De nuevo, ante las plantas del Señor, nos volvemos a reunir. En esta ocasión, para despedirnos también de la Madre entonando la popular Salve; y, luego, besando de nuevo los pies del Nazareno antes que las puertas de Los Mártires se cierren en una jornada intensa. Lo último, compartir entre todos el acostumbrado almuerzo de hermandad. En esta ocasión, en el patio del edificio común de todos los cofrades malagueños: el de san Julián, sede de la Agrupación de Cofradías. En su transcurso, el hermano mayor, Antonio Sánchez, ejerce de anfitrión. Pasión quiere también testimoniar el trabajo que en estos últimos meses se ha desarrollado de manera conjunta con la dirección, gerencia y demás personal del Museo diocesano; en sus salas pudieron disfrutarse las obras del genial Ortega Bru. Miguel Ángel Gamero, en representación de esta institución, recoge un cuadro con el Señor. Entre ambos también existe 'química'. Dios escribe derecho en renglones torcidos.

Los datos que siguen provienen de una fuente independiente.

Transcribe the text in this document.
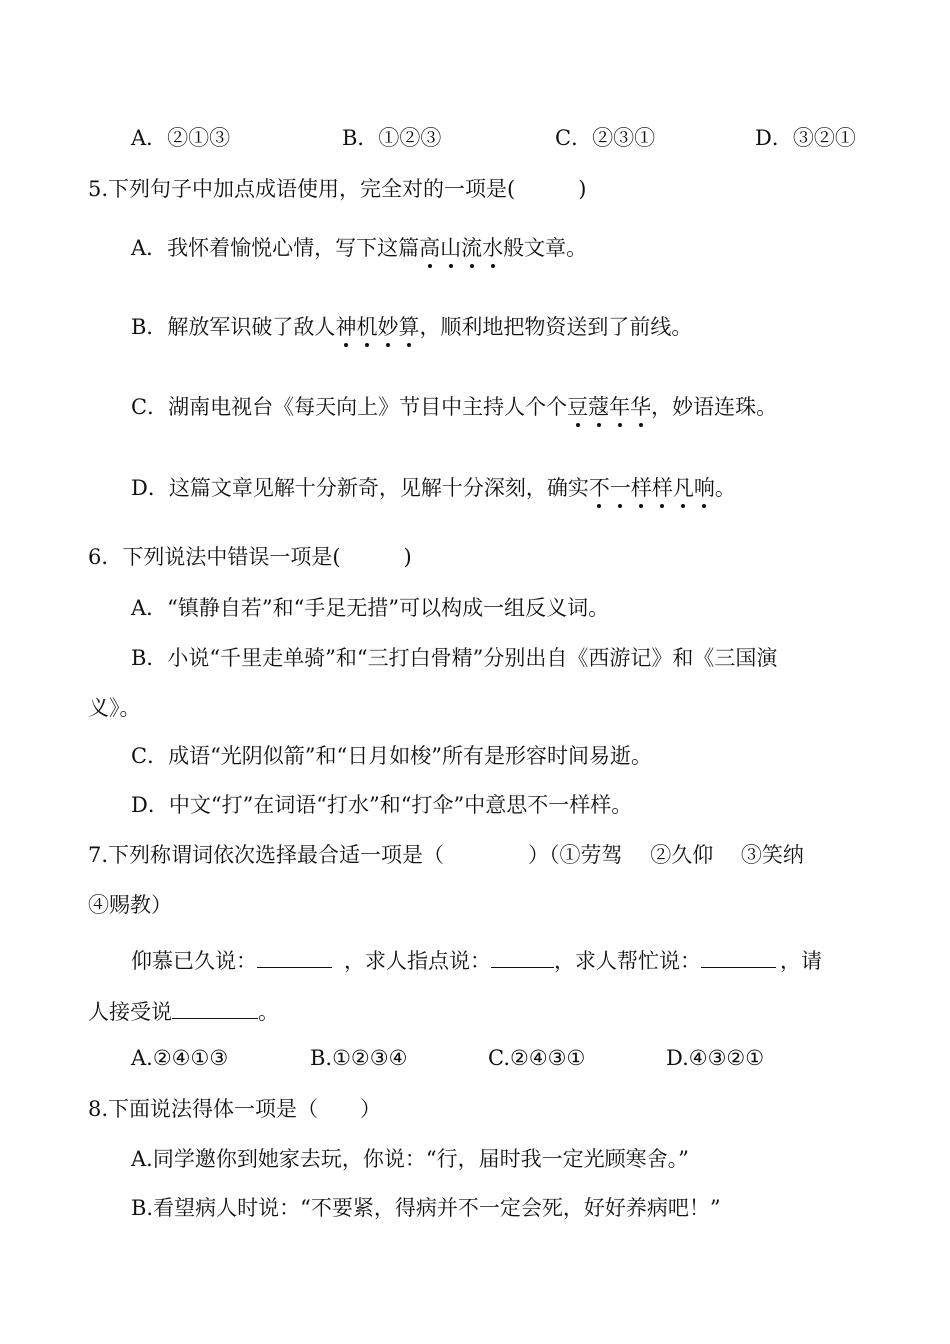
A．②①③	B．①②③	C．②③①	D．③②①
5.下列句子中加点成语使用，完全对的一项是(　　　)
A．我怀着愉悦心情，写下这篇高山流水般文章。
B．解放军识破了敌人神机妙算，顺利地把物资送到了前线。
C．湖南电视台《每天向上》节目中主持人个个豆蔻年华，妙语连珠。
D．这篇文章见解十分新奇，见解十分深刻，确实不一样样凡响。
6．下列说法中错误一项是(　　　)
A．“镇静自若”和“手足无措”可以构成一组反义词。
B．小说“千里走单骑”和“三打白骨精”分别出自《西游记》和《三国演
义》。
C．成语“光阴似箭”和“日月如梭”所有是形容时间易逝。
D．中文“打”在词语“打水”和“打伞”中意思不一样样。
7.下列称谓词依次选择最合适一项是（　　　　）（①劳驾　 ②久仰　 ③笑纳
④赐教）
仰慕已久说：	，求人指点说：	，求人帮忙说：	，请
人接受说	。
A.②④①③	B.①②③④	C.②④③①	D.④③②①
8.下面说法得体一项是（　　）
A.同学邀你到她家去玩，你说：“行，届时我一定光顾寒舍。”
B.看望病人时说：“不要紧，得病并不一定会死，好好养病吧！”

Culmina el ágape con un último gesto: la tradicional distinción del 'cofrade ejemplar'. En esta ocasión, se personaliza por partida doble  en Enrique Sánchez y David Cisneros. La juventud comprometida, trabajadora, disponible para cualquier cosa. Un reconocimiento que es, además, un acicate para dar todavía más de sí y conectar con otros hermanos que aún viven alejados de la realidad de la Archicofradía. Hay que seguir remando y sumando 'pescadores' a la barca. 

Con esta intensidad se cierra la jornada. Aunque el epílogo vuelve a escribirse en Los Mártires. En horas de cierre, el Señor y la Virgen se disponen en las andas para su inminente traslado, presidiendo ambos el altar de la capilla sacramental. La proximidad de los días santos está latente. Pero nos quedan aún más momentos que vivir, disfrutar y sentir. Te esperamos, como siempre, para hacerlo juntos, en hermandad.